Lilia Melani: "Bronte's preference for passion over reason in fiction is not uncommon. Horace Walpole suggested a principle that explains the differing responses of Austen and Bronte to life and writing novels: 'This world is a comedy to those who think, a tragedy to those who feel.' Building on this comment, Ian Watt suggested that Jane Austen's novels, which are comedies, 'have little appeal to those who believe thought inferior to feeling.'"


Claire Harman: "She's such an intellectual and she's writing love stories, so you get a wonderful combination of very clear thinking, very astute analysis of society and of human nature. And her jokes are terribly funny."

Claire Harman: "She really took out of the 18th century all the flimflam and the verbosity that had held it back. ... She modernized the novel single-handedly ... by making it shorter, more streamlined, funnier."

Claire Harman: "Austen was certainly 'without poetry'; she eschewed extravagant language, heightened emotions, dramatic situations, and any but the sparest descriptive passages."


Mark Twain's Response to 'Pride and Prejudice'

Mark Twain: "[She] is entirely [unreadable]. It seems a great pity that they allowed her to die a natural death."

Mark Twain: "Every time I read 'Pride and Prejudice' I want to dig her up and hit her over the skull with her own shin-bone."


G.H. Lewes: "She never stirs the deeper emotions [and] she never fills the soul with a noble aspiration."

Elaine Johnson: "In many ways, Jane Austen's detached, ironic style was an antithesis of the Romantic ideal."


Virginia Woolf's Response to 'Pride and Prejudice'

Virginia Woolf: "Jane Austen looked at [the failure of other writers and] devised a perfectly natural, shapely sentence proper for her own use and never departed from it. Thus, with less genius for writing than Charlotte Bronte, she got infinitely more said."

Virginia Woolf: "[A close reading reveals] stiffness and the bareness ... she was one of those writers who lay their facts out rather baldly in the first version and then go back and back and back and cover them with flesh and atmosphere."

Virginia Woolf: "[She] cuts out [her characters'] silhouettes. ... But there they remain; no excuse is found for them and no mercy shown them."

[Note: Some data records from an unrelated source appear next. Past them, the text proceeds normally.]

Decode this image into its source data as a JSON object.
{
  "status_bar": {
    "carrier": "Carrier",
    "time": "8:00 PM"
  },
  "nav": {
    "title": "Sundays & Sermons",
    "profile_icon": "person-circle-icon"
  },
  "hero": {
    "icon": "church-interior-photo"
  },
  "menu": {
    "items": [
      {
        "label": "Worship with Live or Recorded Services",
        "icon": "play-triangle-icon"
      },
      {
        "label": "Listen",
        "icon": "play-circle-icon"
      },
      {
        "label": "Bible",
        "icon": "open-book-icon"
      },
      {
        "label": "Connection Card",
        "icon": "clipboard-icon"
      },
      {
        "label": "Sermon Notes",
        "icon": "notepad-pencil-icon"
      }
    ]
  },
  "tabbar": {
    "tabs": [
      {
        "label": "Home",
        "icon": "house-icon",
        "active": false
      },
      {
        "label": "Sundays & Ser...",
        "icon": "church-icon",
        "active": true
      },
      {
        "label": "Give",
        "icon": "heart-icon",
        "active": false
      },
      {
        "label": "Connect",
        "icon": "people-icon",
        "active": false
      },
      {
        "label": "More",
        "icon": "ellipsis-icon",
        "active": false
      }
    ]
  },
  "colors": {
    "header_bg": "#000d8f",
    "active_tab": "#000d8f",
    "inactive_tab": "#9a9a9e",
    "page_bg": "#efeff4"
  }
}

Virginia Woolf: "She is impersonal; she is inscrutable."

Virginia Woolf: "Sometimes it seems as if her [characters] were born merely to give Jane Austen the supreme delight of slicing their heads off."


Bertrand Russell: "Every housemaid expects at least once a week as much excitement as would have lasted a Jane Austen heroine throughout a whole novel."

[Referring to the Napoleonic Wars:]
Austen: "How horrible it is to have so many people killed! And what a blessing that one cares for none of them!"

Austen [in a letter to her sister]: "You are very kind in [suggesting] presents for me to [give] ... but as I do not choose to have generosity dictated to me, I shall not [give anything] till the first thought of it has been my own."

Austen [in a letter to her sister]: "You deserve a longer letter than this; but it is my unhappy fate seldom to treat people so well as they deserve."

Austen: "I must keep my own style and go on in my own way."